STITCH-OPE: Trajectory Stitching with Guided Diffusion for Off-Policy Evaluation
Hossein Goli, Michael Gimelfarb, Nathan Samuel de Lara, Haruki Nishimura, Masha Itkina, Florian Shkurti
TL;DR
STITCH-OPE tackles off-policy evaluation in high-dimensional, long-horizon environments by combining a model-based diffusion framework with sub-trajectory stitching and negative guidance. It trains a diffusion model on behavior data to generate short, conditioned sub-trajectories and guides the denoising process using a score-based policy difference, then stitches these pieces into full trajectories to estimate target-policy returns. Theoretical analysis provides bias and variance bounds showing exponential variance reduction with respect to horizon when using a fixed short window w, and empirical results on D4RL and OpenAI Gym benchmarks demonstrate superior mean-squared error, correlation, and regret metrics compared to baselines, including diffusion-policy variants. The approach is scalable to high-dimensional tasks and flexible to diffusion-policy target classes, with practical guidance on tuning the sampling coefficients and sub-trajectory length. This framework offers a robust, data-efficient path for offline policy evaluation in domains where online interaction is costly or unsafe.
Abstract
Off-policy evaluation (OPE) estimates the performance of a target policy using offline data collected from a behavior policy, and is crucial in domains such as robotics or healthcare where direct interaction with the environment is costly or unsafe. Existing OPE methods are ineffective for high-dimensional, long-horizon problems, due to exponential blow-ups in variance from importance weighting or compounding errors from learned dynamics models. To address these challenges, we propose STITCH-OPE, a model-based generative framework that leverages denoising diffusion for long-horizon OPE in high-dimensional state and action spaces.

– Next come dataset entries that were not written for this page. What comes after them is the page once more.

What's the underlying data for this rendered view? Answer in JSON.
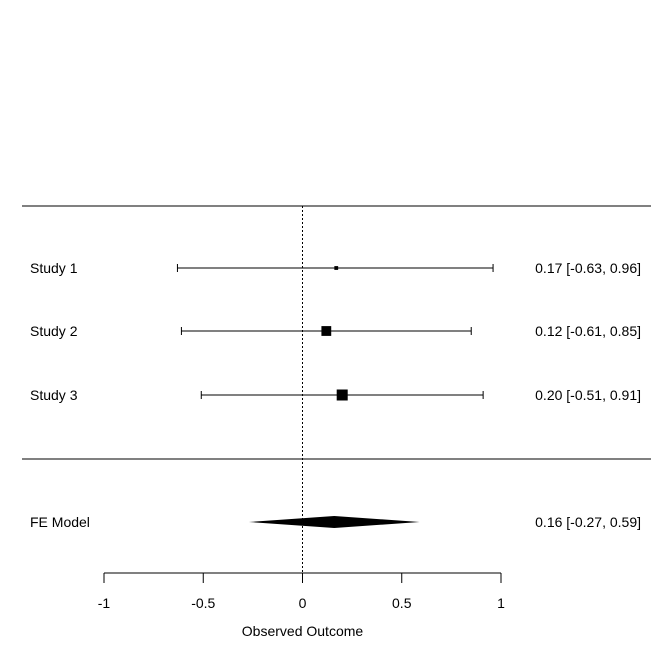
{
  "chart_data": {
    "type": "forest",
    "xlabel": "Observed Outcome",
    "xlim": [
      -1,
      1
    ],
    "xticks": [
      {
        "value": -1,
        "label": "-1"
      },
      {
        "value": -0.5,
        "label": "-0.5"
      },
      {
        "value": 0,
        "label": "0"
      },
      {
        "value": 0.5,
        "label": "0.5"
      },
      {
        "value": 1,
        "label": "1"
      }
    ],
    "reference_line": 0,
    "studies": [
      {
        "label": "Study 1",
        "estimate": 0.17,
        "ci_lower": -0.63,
        "ci_upper": 0.96,
        "summary": "0.17 [-0.63, 0.96]",
        "weight": 0.1
      },
      {
        "label": "Study 2",
        "estimate": 0.12,
        "ci_lower": -0.61,
        "ci_upper": 0.85,
        "summary": "0.12 [-0.61, 0.85]",
        "weight": 0.85
      },
      {
        "label": "Study 3",
        "estimate": 0.2,
        "ci_lower": -0.51,
        "ci_upper": 0.91,
        "summary": "0.20 [-0.51, 0.91]",
        "weight": 1.0
      }
    ],
    "model": {
      "label": "FE Model",
      "estimate": 0.16,
      "ci_lower": -0.27,
      "ci_upper": 0.59,
      "summary": "0.16 [-0.27, 0.59]"
    },
    "grid": false
  }
}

Starting with a diffusion model pre-trained on the behavior data, STITCH-OPE generates synthetic trajectories from the target policy by guiding the denoising process using the score function of the target policy. STITCH-OPE proposes two technical innovations that make it advantageous for OPE: (1) prevents over-regularization by subtracting the score of the behavior policy during guidance, and (2) generates long-horizon trajectories by stitching partial trajectories together end-to-end. We provide a theoretical guarantee that under mild assumptions, these modifications result in an exponential reduction in variance versus long-horizon trajectory diffusion. Experiments on the D4RL and OpenAI Gym benchmarks show substantial improvement in mean squared error, correlation, and regret metrics compared to state-of-the-art OPE methods.